Progress is still slow, sadly, in setting up our Spring schedule. We have now definitely got one Wednesday Webinar on the important topic of how to choose the right telehealth and telecare intervention using the DLF’s AskSara. This is so important both for providers, to ensure good publicity for their products and services, and for practitioners, to know what is available. It’s on 24th February starting at 9.45am to 11.15am. You can book here.
Others in the hopper to try to finalise include the MHRA presenting on the UKCA, and the DTAC (see also next item). I have now formally extended an invitation to Connected Nottinghamshire too.
ORCHA’s annual app review
ORCHA has just published their analysis of digital health usage from January 2020 to January 2021 entitled “Digital Health Trends & Opportunities for 2021“, which gives a great summary of how app usage has been transformed by Covid-19. Two diagrams are particularly interesting: the first on page 3 is a “heat map” of how interest in specific areas grew over the year. Unsurprisingly the areas of greatest interest are those like sleep, diabetes, mental health and weight loss, though it is interesting to see how areas for example like physio which until relatively recently didn’t look to be on the digital health radar have become very popular, in that case because physical physio has been almost impossible of late.
The other diagram, on page 6, shows the Most Favourited, the Most Recommended, and the Most Downloaded apps in the year. What is especially striking is that the top app in two of the categories, Wysa, and the top of the other, Smoke Free, are not on the NHS App Library, which just goes to show how the prolonged gestation of DTAC, and the related transfer of responsibility that has halted App Library-related activities for virtually all of 2020, is impacting the NHS.
As DHACA is not a wealthy organisation, I try to earn a few crusts from assisting others – an organisation in the US I am in regular touch with, Humetrix (the company that also produces the app SOS QR, now with many Covid features), has developed a brilliant geographical dashboard for showing the levels of Covid-19 infection, hospitalisation, death, and individuals at risk for severe infection by postcode for the whole of the United States that I have just been given permission to tell you about as I am very impressed by it. The dashboard is now being used for Covid-19 vaccine monitoring. In the US it only covers Medicare people, as there is no central registry of health data for the rest of the population. That should not be a problem in Europe though if anyone chooses to adopt it here.

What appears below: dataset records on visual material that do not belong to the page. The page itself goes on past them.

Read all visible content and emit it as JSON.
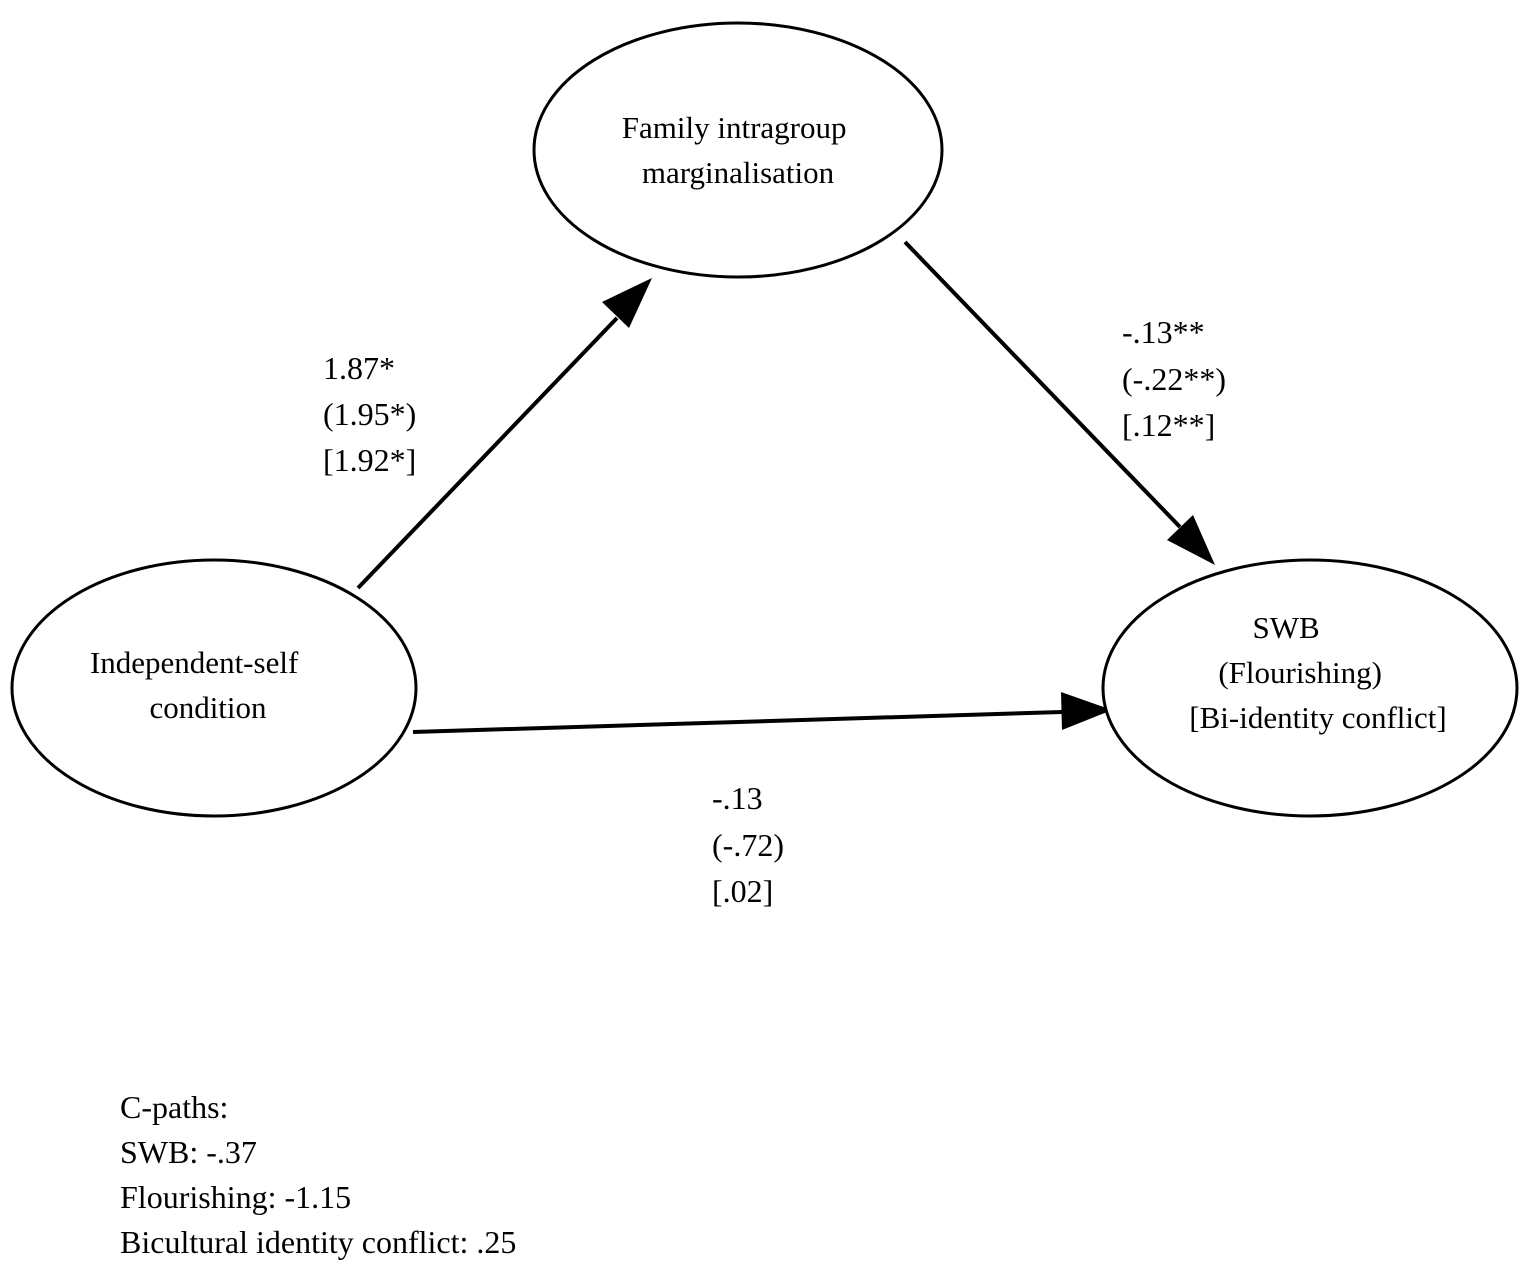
{
  "nodes": {
    "mediator": {
      "lines": [
        "Family intragroup",
        "marginalisation"
      ]
    },
    "predictor": {
      "lines": [
        "Independent-self",
        "condition"
      ]
    },
    "outcome": {
      "lines": [
        "SWB",
        "(Flourishing)",
        "[Bi-identity conflict]"
      ]
    }
  },
  "edges": {
    "a_path": {
      "lines": [
        "1.87*",
        "(1.95*)",
        "[1.92*]"
      ]
    },
    "b_path": {
      "lines": [
        "-.13**",
        "(-.22**)",
        "[.12**]"
      ]
    },
    "c_prime_path": {
      "lines": [
        "-.13",
        "(-.72)",
        "[.02]"
      ]
    }
  },
  "c_paths": {
    "title": "C-paths:",
    "items": [
      "SWB: -.37",
      "Flourishing: -1.15",
      "Bicultural identity conflict: .25"
    ]
  },
  "colors": {
    "stroke": "#000000",
    "background": "#ffffff"
  }
}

As they have access to individual Medicare records, they have also been able to correlate probability of severe infection, of hospitalisation and of death with a wide range of geographical, personal and medical factors . This access combined with the learning from the correlations then enables them to apply statistical and AI analyses to calculate the differential risk of severe Covid-19 disease by individual and geographical area (by postal code). They then apply that going forwards to assess the efficacy of the vaccination program on local medical services across the US, particularly in reducing healthcare service overload. I would add that HIPAA-compliant data privacy is maintained throughout.
The dashboard, and a summary of findings from it has recently been posted on a pre-print server MedRxiv pre-print and published in JAMA. Humetrix has a demo of the system here, which you are welcome to download and also to disseminate. Beware that of necessity it is very big, at a little over 600MB, so it does take time to download. Definitely worth the effort though. I understand that since then Humetrix has added a vaccination overlay so that they can monitor the success of the program, and any reported side-effects, and again seek out relevant correlations.
Wanted – Trustees
I recently posted a request here for applications for a new CEO for the charity I chair, Citizens Online – I’m delighted to say that we have now appointed Jenny Haskey who used to work for the North West Air Ambulance and other charities so I’m coming back, this time in search of one or more Trustees to strengthen our Board. Above all we’re looking for people passionate about improving digital inclusion. Experience of improving digital access to health and care services would be a particular bonus, as would senior managerial experience. Please reply to this newsletter if you are interested or call me on 07860 619424.
- The U.S. Food and Drug Administration (FDA) has issued the “Artificial Intelligence/Machine Learning (AI/ML)-Based Software as a Medical Device (SaMD) Action Plan” from the Center for Devices and Radiological Health’s Digital Health Center of Excellence.
- Following up on last week’s EU Horizon funding here is a more authoritative statement from Gov.UK from Dec 24.
- Proteus may have gone, though the digital pill concept rides on – Pear Therapeutics is now working with etectRx on the topic.
- João Bocas interviews Erik Gerritsen, talking about Digital Health, Health Data & Digitalization. The Dutch Minister of Health gives a great explanation of how they are employing digital health to improve health delivery in the Netherlands.
- The BSI recently ran two webinars on the new UKCA regulation (that replaced the EU’s MDD/MDR regulation when the UK left the EU) – this is the second: highly recommended.
- Although nothing directly to do with digital health, Charisma, the company that helped us select the new CEO for Citizens Online, organised last week a webinar by Mandy Hickson, the RAF’s first female fast jet pilot, which had lots of great practical management messages in it, as well as being extremely inspirational. Well worth watching.
As always, huge thanks to Prof Mike Short for pointing me to items I might otherwise have missed.